Chapter 6

Papyrus and Other Manuscripts

Important papyrus discoveries number more than a hundred and include: Papyrus manuscripts from Oxyrhynchus, which had been a Christian community in ancient Egypt, comprise about a third of all New Testament papyri: p¹ was the first papyrus published, in 1898, a careful and strict text from Matt. 1, dating to the 3rd century A.D. The Chester Beatty papyri of the 3rd century: p⁴⁵ has parts of all four gospels and Acts; p⁴⁶ (ca. 200 A.D.) has the greater part of Paul’s epistles, with Hebrews coming between Romans and Corinthians (implying Paul was believed to be the author); and p⁴⁷ which contains a good text of the center third of Revelation. p⁵² of ca. 125 A.D., contains a few verses in John 18:31-33, 37-38, including Pilate’s question, “What is truth?” [Claims by the school of higher criticism that John’s writings could not have preceded the late 3rd century had already fallen from favor when this fragment was published in 1935.] The third great papyrus find is the Bodmer Papyri, published 1956-1961: p⁶⁶ (ca. 200 A.D.) constitutes most of John’s gospel; good, though not quite as reliable as p⁷⁵; p⁷² (ca. 300 A.D.), with most of Peter and Jude; p⁷⁴ (7th century), with the greater part of Acts and the General Epistles, is of high quality in spite of the late date; and p⁷⁵ (3rd century), with the greater part of Luke and John, contains a strict text (highest quality). p115 (ca. 300 A.D.) contains several high quality fragments of Revelation 2:1-15:7.

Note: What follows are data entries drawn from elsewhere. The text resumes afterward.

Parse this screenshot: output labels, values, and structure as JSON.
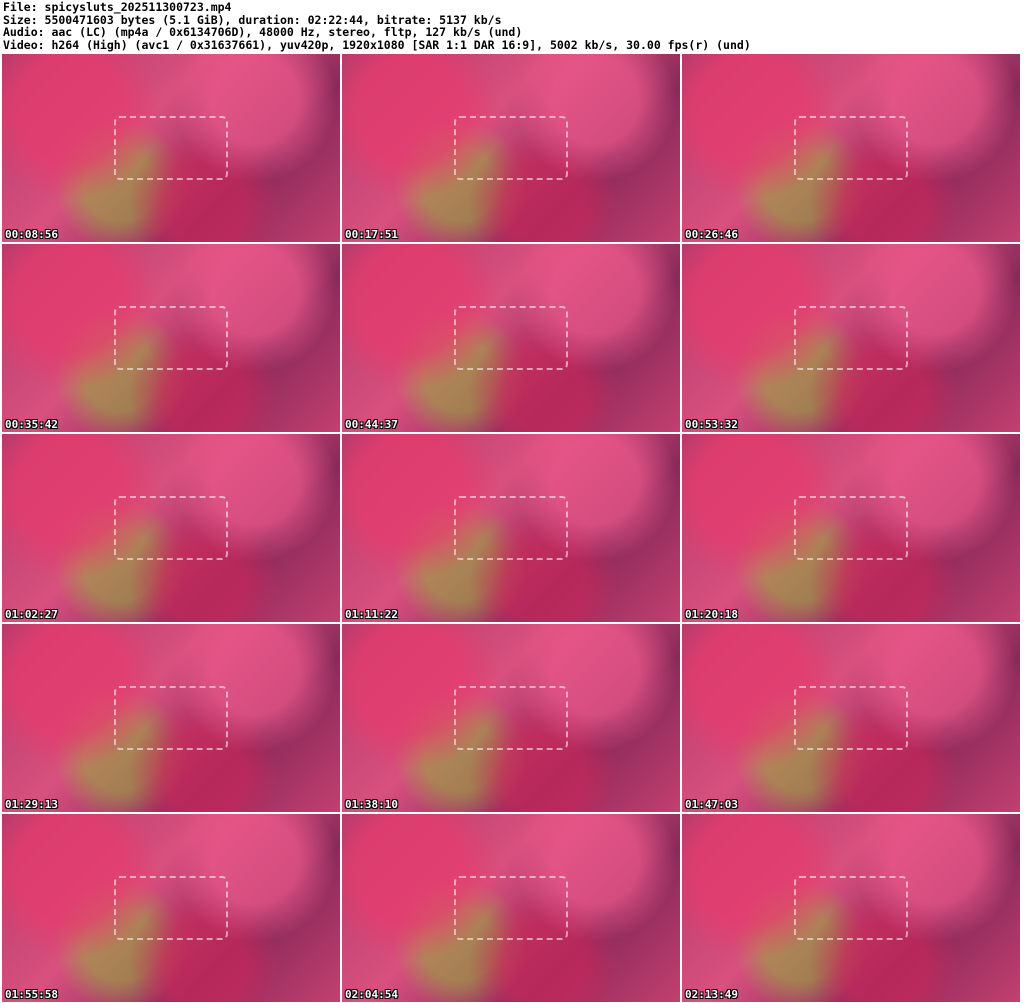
{
  "header": {
    "file": "File: spicysluts_202511300723.mp4",
    "size": "Size: 5500471603 bytes (5.1 GiB), duration: 02:22:44, bitrate: 5137 kb/s",
    "audio": "Audio: aac (LC) (mp4a / 0x6134706D), 48000 Hz, stereo, fltp, 127 kb/s (und)",
    "video": "Video: h264 (High) (avc1 / 0x31637661), yuv420p, 1920x1080 [SAR 1:1 DAR 16:9], 5002 kb/s, 30.00 fps(r) (und)"
  },
  "thumbnails": [
    {
      "timestamp": "00:08:56"
    },
    {
      "timestamp": "00:17:51"
    },
    {
      "timestamp": "00:26:46"
    },
    {
      "timestamp": "00:35:42"
    },
    {
      "timestamp": "00:44:37"
    },
    {
      "timestamp": "00:53:32"
    },
    {
      "timestamp": "01:02:27"
    },
    {
      "timestamp": "01:11:22"
    },
    {
      "timestamp": "01:20:18"
    },
    {
      "timestamp": "01:29:13"
    },
    {
      "timestamp": "01:38:10"
    },
    {
      "timestamp": "01:47:03"
    },
    {
      "timestamp": "01:55:58"
    },
    {
      "timestamp": "02:04:54"
    },
    {
      "timestamp": "02:13:49"
    }
  ]
}
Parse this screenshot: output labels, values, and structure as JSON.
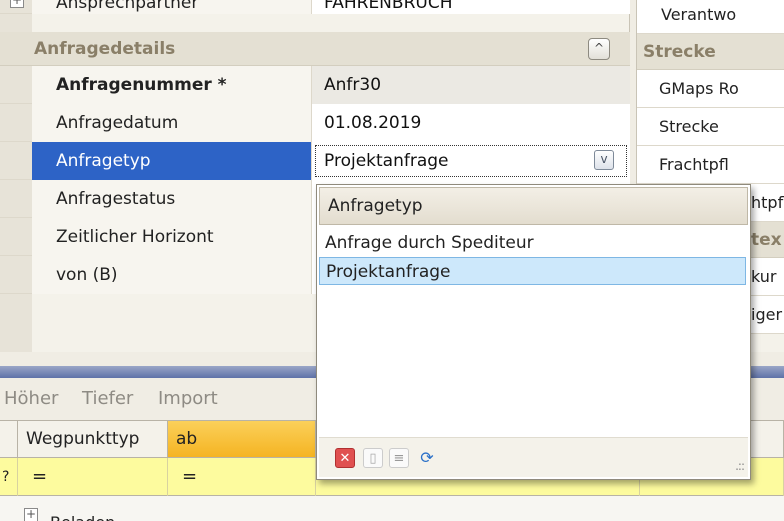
{
  "top_row": {
    "label": "Ansprechpartner",
    "value": "FAHRENBRUCH",
    "expander": "+"
  },
  "section_details": {
    "title": "Anfragedetails",
    "collapse_glyph": "^"
  },
  "properties": [
    {
      "label": "Anfragenummer *",
      "value": "Anfr30"
    },
    {
      "label": "Anfragedatum",
      "value": "01.08.2019"
    },
    {
      "label": "Anfragetyp",
      "value": "Projektanfrage",
      "dropdown_glyph": "v"
    },
    {
      "label": "Anfragestatus",
      "value": ""
    },
    {
      "label": "Zeitlicher Horizont",
      "value": ""
    },
    {
      "label": "von (B)",
      "value": ""
    }
  ],
  "right_panel": {
    "top_item": "Verantwo",
    "section": "Strecke",
    "items": [
      "GMaps Ro",
      "Strecke",
      "Frachtpfl",
      "htpfl",
      "tex",
      "kur",
      "iger"
    ]
  },
  "toolbar": {
    "higher": "Höher",
    "lower": "Tiefer",
    "import": "Import"
  },
  "lower_grid": {
    "row_marker": "?",
    "headers": [
      "Wegpunkttyp",
      "ab"
    ],
    "filter": [
      "=",
      "="
    ],
    "first_row": {
      "expander": "+",
      "label": "Beladen"
    }
  },
  "dropdown": {
    "header": "Anfragetyp",
    "options": [
      "Anfrage durch Spediteur",
      "Projektanfrage"
    ],
    "selected": "Projektanfrage",
    "footer_icons": [
      "delete-icon",
      "new-document-icon",
      "document-list-icon",
      "refresh-icon"
    ],
    "footer_glyphs": {
      "delete": "✕",
      "new_document": "▯",
      "document_list": "≡",
      "refresh": "⟳",
      "grip": ".::"
    }
  },
  "colors": {
    "selection": "#2d63c6",
    "header_orange": "#f5b422",
    "filter_yellow": "#fdfb9e",
    "popup_selected": "#cde8fb"
  }
}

Some manuscripts of later date also preserve the text type of Sinaitic and Vatican 1209 and other high quality manuscripts. Among 300 uncials and nearly 3,000 minuscules:

Ephraemi (C, or 04); 5th century, is a palimpsest: the Bible text was mostly scraped off, so the writings of St. Ephraem could be written over it! About 209 leaves throughout the Bible were recovered, with about 60% of the New Testament preserved. The epistles are very good, and it is our best, yet incomplete, text in Revelation (but its 616 instead of 666 in Rev. 13:18 shows that it too is not perfect).

L (019); 8th century, very good in Mark, but not in Matthew.

Z (035); early 6th century palimpsest of Matthew; very good.

Ψ (044); ca. 800, very good in Mark and good in the General Epistles (James-Jude).

048; 5th century double palimpsest (two successive texts scraped off), 21 fragments; very good in Acts and Paul’s epistles.

070; 6th century Greek-Coptic diglot (not interlinear), with other parts of Luke and John designated 0110, 0124, 0178-0180, 0190,

0191, and 0202; very good in Luke.

0281; ca. 700, fragments of Matthew; very good.

Minuscules

33; 9th century, good in Paul’s epistles.

81; 1044 A.D., very good in Acts, good in Paul’s epistles.

1611; 12th century, very good in Revelation. 1739; 10th century, very good in the epistles.

2053;  13th  century, Revelation  (preserves  an early 6th century text, with Aecumenius’ commentary); very good.

2427; was a good 20th century forgery of Mark; worthless.

Ancient Versions

Coptics (various Egyptian dialects, headed by copsa and copbo); ca. 3rd to 9th centuries; very good except in Revelation.

Latin Vulgate; ca. 5th century; very good except perhaps in the gospels.

Armenian; 5th century; very good in Paul’s epistles.

Other good versions are: Old Syriac (syˢ, sy), 4th century gospels; some Old Latin (the Afra Latin, it, it), 3rd or 4th century gospels; Georgian (geoᴬ, geoᴮ), 6th century gospels; Syria-Harkleian (syʰ), 7th century Revelation.

No single manuscript contains the Nestle-Al- and text (in any of its 28 editions, the latest of which is also GNT), the so-called Textus Receptus (TR, or Byzantine Text), or the Majority Text (which takes the reading seen in the most manuscripts, regardless of perceived quality; very similar to TR). The earliest manuscript with a TR text type is 026 (also known as Q) of the 5th century, while the only papyrus with such a text type is p⁷³, with seven verses of Matthew from the 7th century. Fewer than 10% of pre-Constantine papyri support a so-called Western Text, while the large majority loosely or strictly support the GNT/Nestle-Aland texts. There is less variation among most of the early manuscripts than among the multitude of Majority Text manuscripts.